The Seattle Mariners are single-handedly depleting the corner infielder/outfielder market. Just minutes after the M's signed Corey Hart to a one-year deal Wednesday afternoon, they turned around and acquired Logan Morrison from the Marlins in exchange for righty reliever Carter Capps, reports Clark Spencer of the Miami Herald.
Morrison has been on the trading block for a while and with the Marlins signing first baseman Garrett Jones to a two-year deal earlier this week, LoMo became all the more expendable. The oft-injured slugger was primed to change hands at some point this month, so it's no surprise that he was grabbed by the busy bees in the Pacific Northwest.
The 26-year-old Morrison was at one point a top prospect in the game -- rated #18 by Baseball America in 2009 -- but chronic leg issues have damaged his stock and his production the last two years. Two knee surgeries have limited Morrison to just 178 games over the last two years and pushed him out of a corner outfield role to first base, which hurts his positional value.

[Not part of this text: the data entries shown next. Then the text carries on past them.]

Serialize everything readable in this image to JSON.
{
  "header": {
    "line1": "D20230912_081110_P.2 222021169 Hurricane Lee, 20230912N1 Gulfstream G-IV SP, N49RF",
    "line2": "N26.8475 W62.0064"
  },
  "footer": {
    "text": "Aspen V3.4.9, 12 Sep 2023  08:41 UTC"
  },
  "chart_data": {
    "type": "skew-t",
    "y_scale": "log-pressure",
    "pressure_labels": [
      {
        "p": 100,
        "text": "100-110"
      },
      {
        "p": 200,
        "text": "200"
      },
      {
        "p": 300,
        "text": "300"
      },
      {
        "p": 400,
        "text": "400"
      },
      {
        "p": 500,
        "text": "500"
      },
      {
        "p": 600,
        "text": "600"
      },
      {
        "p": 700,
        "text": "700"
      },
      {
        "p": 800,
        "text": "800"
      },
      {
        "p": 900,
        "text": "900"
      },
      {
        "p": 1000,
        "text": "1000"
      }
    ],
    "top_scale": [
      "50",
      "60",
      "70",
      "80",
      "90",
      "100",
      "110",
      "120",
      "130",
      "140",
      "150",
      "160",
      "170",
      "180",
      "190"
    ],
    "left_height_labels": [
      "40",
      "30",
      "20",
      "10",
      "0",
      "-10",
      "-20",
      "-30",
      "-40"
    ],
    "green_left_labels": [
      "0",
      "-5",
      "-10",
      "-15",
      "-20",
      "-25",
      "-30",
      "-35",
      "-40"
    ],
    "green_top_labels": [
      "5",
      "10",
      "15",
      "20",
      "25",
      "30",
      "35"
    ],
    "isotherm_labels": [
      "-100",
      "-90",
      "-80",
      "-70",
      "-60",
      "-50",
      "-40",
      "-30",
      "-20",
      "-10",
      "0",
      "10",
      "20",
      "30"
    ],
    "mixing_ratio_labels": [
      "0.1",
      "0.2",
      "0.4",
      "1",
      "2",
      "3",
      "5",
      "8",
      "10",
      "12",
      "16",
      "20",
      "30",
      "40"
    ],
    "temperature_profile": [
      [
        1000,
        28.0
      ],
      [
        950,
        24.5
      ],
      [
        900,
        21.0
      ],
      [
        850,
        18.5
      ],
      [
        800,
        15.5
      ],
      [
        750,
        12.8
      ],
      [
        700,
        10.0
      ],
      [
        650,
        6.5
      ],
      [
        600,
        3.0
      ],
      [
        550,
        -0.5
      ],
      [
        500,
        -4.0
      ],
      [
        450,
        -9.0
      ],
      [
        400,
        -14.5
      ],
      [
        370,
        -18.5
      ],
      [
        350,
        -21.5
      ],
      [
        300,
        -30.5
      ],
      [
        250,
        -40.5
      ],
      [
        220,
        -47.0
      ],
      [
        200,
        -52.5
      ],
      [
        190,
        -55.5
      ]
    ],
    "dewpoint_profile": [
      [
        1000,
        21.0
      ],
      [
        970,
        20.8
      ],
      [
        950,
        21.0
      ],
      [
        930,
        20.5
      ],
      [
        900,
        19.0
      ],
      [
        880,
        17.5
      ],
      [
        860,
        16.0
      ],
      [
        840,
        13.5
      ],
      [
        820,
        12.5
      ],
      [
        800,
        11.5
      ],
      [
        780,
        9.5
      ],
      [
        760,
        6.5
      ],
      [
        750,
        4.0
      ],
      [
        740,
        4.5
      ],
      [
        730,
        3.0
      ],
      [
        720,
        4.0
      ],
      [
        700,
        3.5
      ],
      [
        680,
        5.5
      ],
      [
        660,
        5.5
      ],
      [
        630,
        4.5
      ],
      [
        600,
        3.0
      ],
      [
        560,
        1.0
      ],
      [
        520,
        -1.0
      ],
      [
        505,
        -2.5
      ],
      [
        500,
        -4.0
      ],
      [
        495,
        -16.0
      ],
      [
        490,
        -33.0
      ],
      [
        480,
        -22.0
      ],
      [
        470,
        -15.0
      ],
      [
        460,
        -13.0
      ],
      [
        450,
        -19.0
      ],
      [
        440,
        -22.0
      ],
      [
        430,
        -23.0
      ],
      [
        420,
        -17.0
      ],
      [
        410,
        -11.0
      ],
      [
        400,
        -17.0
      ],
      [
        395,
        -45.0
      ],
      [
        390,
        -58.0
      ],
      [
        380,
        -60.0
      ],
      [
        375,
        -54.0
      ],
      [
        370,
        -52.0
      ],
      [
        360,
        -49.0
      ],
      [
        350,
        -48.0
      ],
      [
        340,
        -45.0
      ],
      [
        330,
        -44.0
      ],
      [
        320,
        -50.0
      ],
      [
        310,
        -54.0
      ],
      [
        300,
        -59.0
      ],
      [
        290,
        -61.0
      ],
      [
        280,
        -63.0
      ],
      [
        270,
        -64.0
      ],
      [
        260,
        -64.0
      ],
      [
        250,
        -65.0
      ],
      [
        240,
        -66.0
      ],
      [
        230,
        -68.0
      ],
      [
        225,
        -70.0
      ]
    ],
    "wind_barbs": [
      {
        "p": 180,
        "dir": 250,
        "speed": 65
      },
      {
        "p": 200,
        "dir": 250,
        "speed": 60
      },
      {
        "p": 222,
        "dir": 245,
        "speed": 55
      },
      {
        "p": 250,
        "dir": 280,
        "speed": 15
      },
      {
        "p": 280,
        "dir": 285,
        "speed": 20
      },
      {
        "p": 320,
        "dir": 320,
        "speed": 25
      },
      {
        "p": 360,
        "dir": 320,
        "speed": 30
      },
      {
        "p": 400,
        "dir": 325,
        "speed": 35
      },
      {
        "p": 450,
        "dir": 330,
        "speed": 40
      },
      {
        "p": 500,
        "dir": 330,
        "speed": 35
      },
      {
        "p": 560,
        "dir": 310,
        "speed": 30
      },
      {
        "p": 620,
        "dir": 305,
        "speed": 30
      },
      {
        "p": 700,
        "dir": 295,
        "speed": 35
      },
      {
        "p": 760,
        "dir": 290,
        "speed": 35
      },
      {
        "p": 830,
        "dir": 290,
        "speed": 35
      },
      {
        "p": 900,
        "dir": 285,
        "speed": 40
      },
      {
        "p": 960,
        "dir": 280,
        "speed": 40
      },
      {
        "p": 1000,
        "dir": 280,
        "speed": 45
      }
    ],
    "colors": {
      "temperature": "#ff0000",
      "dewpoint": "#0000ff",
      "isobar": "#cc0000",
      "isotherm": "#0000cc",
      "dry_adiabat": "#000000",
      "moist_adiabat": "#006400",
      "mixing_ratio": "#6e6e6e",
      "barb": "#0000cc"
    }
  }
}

The lefty slugger showed a lot of promise in his first two years with the Marlins, hitting .259/.351/.460 with 25 home runs in 812 plate appearances, but has completely lost his power stroke since tearing his patellar tendon in late 2011. In his limited two seasons of play since then, Morrison has hit just .236/.321/.387 with 17 home runs in 667 PAs.
If Morrison can get some of that power back, he has the potential to be a solid addition for the M's. He's under team control for another three years and is expected to earn just $2 million this winter, his first year of arbitration, so he's a fairly cheap get.
What the M's plan to do with Morrison and Hart in terms of positioning and playing time is anyone's guess at this point. Both players have balky knees and less than stellar defensive reputations, but they could potentially take on roles at first base, right field or designated hitter for the M's. The club also has a Morrison duplicate on the roster in Justin Smoak, who might now become expendable.
Capps, 23, is a power reliever who misses a lot of bats but ran into a whole bunch of trouble with the long ball during his second season in the Mariners' bullpen. He allowed 12 home runs in just 59 innings of work in 2013 -- 1.8 per nine -- resulting in a 5.49 ERA on the year. Part of the reason for his 2013 struggles could stem from the lost zip on his fastball; the 6 5' right-hander regularly hit triple digits on the radar gun in his first call-up in 2012, but saw his average velocity drop to just over 96 miles per hour this past season.
The Marlins will likely use Capps to restock a bullpen that's dealing with the losses of Ryan Webb and Chad Qualls to free agency. He's a pre-arbitration guy for another two years, so he potentially could be a bullpen fixture in Miami for the next five years.